Asesinan en un atentado al Gran Mufti de Damasco. El líder asesinado trabajó en varios acuerdos de reconciliación entre el Gobierno y los grupos armados opositores sirios.

Un atentado con explosivos ha acabado con la vida de una de las figuras religiosas más importantes del oficialismo sirio. Sheij Mohamed Adnan Afyuni, Gran Mufti de Damasco, perdió la vida este jueves, según la agencia gubernamental SANA, con una bomba plantada en su coche en Qudsaya, a las afueras de Damasco. Ningún grupo ha reivindicado el ataque.

El Ministerio de Fundaciones, a cargo de las instituciones religiosas del país, ha lamentado el “martirio” del clérigo, responsable de los devotos de la capital del país. Como tal, había oficiado varios rezos en los que había participado el presidente sirio, Bashar Asad.
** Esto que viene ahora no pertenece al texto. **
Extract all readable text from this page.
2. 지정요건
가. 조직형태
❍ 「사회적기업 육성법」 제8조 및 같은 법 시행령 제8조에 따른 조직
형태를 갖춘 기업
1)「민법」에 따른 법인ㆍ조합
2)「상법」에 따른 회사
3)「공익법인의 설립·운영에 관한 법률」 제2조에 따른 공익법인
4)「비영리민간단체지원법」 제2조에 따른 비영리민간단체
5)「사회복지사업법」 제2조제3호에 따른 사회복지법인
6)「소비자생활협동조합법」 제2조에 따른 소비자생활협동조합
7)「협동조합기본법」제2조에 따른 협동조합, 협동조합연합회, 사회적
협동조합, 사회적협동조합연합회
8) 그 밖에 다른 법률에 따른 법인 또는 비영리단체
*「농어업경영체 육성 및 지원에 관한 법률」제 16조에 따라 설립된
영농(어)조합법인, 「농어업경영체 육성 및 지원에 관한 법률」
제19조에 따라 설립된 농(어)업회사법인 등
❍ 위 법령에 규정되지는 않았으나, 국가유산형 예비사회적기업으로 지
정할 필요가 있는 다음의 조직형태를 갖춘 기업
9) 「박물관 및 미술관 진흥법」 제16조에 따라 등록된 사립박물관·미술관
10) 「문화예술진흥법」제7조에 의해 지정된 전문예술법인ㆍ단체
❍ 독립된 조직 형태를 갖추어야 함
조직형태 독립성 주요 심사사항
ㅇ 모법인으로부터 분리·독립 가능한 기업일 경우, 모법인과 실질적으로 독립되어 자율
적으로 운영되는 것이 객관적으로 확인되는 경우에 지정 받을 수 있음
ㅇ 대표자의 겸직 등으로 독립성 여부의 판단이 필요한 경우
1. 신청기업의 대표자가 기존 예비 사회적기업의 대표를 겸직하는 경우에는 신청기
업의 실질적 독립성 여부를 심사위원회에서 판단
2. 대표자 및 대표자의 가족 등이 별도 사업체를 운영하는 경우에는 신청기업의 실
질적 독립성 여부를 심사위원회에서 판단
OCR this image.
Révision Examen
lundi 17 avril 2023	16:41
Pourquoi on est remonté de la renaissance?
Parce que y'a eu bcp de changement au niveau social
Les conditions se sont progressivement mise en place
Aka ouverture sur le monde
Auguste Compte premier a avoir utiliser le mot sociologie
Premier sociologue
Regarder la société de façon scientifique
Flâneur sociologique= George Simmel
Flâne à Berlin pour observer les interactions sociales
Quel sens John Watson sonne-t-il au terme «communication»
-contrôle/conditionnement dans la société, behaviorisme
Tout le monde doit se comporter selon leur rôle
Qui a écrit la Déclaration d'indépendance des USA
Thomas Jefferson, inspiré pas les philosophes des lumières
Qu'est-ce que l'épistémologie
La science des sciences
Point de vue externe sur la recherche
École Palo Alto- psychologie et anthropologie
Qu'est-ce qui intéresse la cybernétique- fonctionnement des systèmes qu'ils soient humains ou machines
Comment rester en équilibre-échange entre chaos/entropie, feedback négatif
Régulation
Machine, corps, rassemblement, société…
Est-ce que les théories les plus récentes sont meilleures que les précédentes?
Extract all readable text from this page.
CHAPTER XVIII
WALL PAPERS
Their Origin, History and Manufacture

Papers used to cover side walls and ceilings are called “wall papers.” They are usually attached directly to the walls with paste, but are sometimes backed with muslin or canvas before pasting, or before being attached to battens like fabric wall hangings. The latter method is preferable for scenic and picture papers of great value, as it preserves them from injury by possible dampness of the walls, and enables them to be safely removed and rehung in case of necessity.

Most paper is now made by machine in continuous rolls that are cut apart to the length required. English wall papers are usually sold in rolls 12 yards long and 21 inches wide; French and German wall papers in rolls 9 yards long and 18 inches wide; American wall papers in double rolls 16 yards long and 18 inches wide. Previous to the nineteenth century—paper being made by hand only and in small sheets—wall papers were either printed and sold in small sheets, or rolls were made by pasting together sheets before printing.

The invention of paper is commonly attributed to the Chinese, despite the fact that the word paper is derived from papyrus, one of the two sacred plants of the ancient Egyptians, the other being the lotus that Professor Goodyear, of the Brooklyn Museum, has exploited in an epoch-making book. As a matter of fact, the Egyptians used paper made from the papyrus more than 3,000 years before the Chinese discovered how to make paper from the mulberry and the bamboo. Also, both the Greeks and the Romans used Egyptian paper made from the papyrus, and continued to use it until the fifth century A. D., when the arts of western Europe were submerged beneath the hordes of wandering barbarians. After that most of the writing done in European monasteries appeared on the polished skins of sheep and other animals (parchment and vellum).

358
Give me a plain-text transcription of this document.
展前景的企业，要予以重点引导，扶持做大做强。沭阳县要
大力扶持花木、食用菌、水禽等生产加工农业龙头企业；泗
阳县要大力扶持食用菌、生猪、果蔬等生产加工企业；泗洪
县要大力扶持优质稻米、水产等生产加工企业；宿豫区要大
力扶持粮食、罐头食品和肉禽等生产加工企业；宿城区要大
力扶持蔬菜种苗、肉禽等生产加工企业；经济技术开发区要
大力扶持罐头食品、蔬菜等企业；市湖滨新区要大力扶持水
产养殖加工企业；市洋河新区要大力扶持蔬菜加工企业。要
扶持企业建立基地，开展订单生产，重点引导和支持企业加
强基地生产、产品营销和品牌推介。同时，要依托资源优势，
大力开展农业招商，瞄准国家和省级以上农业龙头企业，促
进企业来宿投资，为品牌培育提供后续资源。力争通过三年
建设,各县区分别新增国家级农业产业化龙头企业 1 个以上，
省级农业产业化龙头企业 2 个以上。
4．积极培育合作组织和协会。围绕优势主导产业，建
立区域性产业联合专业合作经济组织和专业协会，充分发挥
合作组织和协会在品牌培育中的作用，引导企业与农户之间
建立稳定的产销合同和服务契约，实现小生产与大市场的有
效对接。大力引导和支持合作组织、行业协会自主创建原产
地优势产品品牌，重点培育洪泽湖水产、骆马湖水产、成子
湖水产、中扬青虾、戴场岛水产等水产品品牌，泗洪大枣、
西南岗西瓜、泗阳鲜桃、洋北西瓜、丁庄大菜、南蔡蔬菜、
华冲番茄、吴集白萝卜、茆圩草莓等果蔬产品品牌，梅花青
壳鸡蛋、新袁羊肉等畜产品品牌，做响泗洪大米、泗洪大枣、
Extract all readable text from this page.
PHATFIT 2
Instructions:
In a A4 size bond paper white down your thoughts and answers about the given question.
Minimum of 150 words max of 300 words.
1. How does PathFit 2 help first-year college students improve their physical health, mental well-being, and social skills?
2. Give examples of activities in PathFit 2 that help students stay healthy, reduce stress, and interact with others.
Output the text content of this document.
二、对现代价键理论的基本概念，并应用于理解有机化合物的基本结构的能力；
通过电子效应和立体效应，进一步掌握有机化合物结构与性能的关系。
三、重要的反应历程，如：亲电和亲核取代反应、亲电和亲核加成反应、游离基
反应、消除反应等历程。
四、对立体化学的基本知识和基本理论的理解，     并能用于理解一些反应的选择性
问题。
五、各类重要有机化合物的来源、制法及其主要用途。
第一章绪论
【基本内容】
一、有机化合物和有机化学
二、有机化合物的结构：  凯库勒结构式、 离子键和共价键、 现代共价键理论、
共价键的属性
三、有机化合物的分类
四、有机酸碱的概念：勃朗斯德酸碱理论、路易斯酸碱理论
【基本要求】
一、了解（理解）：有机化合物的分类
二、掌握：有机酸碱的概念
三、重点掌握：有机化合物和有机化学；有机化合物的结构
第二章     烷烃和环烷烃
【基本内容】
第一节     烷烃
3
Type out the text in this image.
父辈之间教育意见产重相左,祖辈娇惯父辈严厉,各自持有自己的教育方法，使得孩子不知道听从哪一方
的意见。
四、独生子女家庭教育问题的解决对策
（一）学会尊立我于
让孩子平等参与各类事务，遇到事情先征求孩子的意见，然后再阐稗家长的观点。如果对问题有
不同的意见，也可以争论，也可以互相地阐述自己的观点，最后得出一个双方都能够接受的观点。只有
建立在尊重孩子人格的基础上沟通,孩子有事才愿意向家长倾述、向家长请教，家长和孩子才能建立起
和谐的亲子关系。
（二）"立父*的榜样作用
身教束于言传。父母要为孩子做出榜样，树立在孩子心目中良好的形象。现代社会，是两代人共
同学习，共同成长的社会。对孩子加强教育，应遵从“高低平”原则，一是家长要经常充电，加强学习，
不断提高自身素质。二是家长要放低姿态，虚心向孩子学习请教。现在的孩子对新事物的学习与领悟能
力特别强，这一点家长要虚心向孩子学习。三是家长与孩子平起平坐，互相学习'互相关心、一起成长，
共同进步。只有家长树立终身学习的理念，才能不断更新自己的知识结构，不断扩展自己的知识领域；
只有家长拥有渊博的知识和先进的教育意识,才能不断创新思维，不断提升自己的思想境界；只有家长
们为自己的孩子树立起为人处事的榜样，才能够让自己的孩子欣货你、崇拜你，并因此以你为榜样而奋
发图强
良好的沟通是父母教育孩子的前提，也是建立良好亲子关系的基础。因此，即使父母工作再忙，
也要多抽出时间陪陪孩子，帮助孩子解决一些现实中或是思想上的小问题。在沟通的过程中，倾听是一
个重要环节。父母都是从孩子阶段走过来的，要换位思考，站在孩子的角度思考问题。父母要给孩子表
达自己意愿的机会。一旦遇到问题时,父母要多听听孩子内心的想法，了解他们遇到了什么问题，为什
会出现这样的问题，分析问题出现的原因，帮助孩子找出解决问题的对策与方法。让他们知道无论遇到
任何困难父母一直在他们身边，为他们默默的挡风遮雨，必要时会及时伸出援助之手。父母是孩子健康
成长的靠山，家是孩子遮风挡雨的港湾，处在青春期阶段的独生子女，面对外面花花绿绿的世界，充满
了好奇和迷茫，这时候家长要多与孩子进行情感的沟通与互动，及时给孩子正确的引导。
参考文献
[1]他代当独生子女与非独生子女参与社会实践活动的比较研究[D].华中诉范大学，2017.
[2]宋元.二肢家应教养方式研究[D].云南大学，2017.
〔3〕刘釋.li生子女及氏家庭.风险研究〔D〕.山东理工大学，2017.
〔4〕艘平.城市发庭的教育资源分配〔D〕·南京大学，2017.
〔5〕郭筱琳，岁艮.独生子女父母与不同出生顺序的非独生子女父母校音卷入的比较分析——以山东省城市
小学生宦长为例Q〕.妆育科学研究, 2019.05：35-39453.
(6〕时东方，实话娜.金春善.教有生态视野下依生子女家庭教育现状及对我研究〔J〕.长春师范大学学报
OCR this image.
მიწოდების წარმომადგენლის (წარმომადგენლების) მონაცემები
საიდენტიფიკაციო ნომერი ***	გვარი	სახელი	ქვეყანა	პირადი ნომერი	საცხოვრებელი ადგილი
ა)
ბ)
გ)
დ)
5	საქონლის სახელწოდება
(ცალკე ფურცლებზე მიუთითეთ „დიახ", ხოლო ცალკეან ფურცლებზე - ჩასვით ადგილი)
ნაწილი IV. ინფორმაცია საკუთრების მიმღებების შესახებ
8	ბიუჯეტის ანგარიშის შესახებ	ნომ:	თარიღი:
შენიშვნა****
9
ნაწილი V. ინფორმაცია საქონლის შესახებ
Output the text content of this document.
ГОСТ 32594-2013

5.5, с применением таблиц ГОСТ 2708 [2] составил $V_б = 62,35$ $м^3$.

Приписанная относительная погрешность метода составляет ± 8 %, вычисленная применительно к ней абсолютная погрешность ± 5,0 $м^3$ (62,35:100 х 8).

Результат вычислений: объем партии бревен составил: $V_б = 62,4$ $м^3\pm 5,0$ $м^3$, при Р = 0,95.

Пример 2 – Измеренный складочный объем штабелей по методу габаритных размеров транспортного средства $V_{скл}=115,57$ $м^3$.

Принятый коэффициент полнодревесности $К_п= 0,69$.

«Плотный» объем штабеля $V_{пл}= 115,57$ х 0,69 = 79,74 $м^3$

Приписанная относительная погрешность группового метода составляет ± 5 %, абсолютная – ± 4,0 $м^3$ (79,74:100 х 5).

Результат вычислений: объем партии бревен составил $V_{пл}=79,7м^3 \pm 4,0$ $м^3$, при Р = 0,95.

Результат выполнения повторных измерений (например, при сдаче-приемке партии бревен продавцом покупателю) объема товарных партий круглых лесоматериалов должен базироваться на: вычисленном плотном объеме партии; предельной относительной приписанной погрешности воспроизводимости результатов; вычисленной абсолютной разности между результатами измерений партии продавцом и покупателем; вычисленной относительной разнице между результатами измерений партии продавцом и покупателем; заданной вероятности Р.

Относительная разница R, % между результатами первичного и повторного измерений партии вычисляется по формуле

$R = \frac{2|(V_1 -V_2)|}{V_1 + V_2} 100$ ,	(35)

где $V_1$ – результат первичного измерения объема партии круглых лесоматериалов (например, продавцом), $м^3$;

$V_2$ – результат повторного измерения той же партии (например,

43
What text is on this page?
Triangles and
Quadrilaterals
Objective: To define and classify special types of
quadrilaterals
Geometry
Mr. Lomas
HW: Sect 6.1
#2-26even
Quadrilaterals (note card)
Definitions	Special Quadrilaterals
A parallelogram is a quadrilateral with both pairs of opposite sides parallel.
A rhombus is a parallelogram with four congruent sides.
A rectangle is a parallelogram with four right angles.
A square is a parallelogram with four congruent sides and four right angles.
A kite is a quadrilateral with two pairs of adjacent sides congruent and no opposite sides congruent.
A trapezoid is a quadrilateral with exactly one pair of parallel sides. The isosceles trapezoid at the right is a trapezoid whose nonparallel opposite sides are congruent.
Aparte, tenía el cargo de secretario general del Centro Internacional Islámico Sham contra el Terrorismo.

El Observatorio Sirio para los Derechos Humanos, una de las organizaciones que informan de lo que sucede dentro de siria, ha recordado que el religioso, uno de los referentes islámicos del país, trabajó en acuerdos de reconciliación entre el Gobierno y los grupos armados opositores atrincherados en el cinturón damasceno.

El atentado no tiene autor conocido por el momento, una tónica cada vez más habitual en los periódicos episodios de violencia que suceden en las zonas controladas por las fuerzas oficialistas. Aunque el autodenominado Estado Islámico ha reivindicado actos así en el pasado, otros grupos armados, entre ellos incluso algunos supuestamente ‘reconciliados’, o la delincuencia común podrían estar detrás.

Aunque los alzados, especialmente aquellos que recibieron más financiación por parte de las monarquías del Golfo pérsico, se han caracterizado por su islamismo suní extremista, las figuras religiosas suníes que se han mantenido fieles al oficialismo han estado, por ello, en la mirilla de los radicales.

En marzo de 2013, cuando apenas se cumplían dos años de la todavía inacabada y sangrienta guerra de Siria, un atentado suicida contra una mezquita de Damasco acabó con 41 personas. Entre ellas estaba Sheij Mohamed Said Ramadan Buti, ex imán de la Gran Mezquita Omeya y uno de los más feroces religiosos partidarios del poder baazista. Asad culpó a sus opositores de aquella matanza.

Este último golpe coincide con una intensificación de la ofensiva gubernamental para arrebatar a los rebeldes su último bastión en Idlib. Turquía, que patrulla la zona en virtud de una tregua pactada con Rusia, había comenzado a replegarse estos días de algunos puestos de control. La oposición ha respondido con proyectiles sobre zonas gubernamentales a ataques similares sufridos esta semana.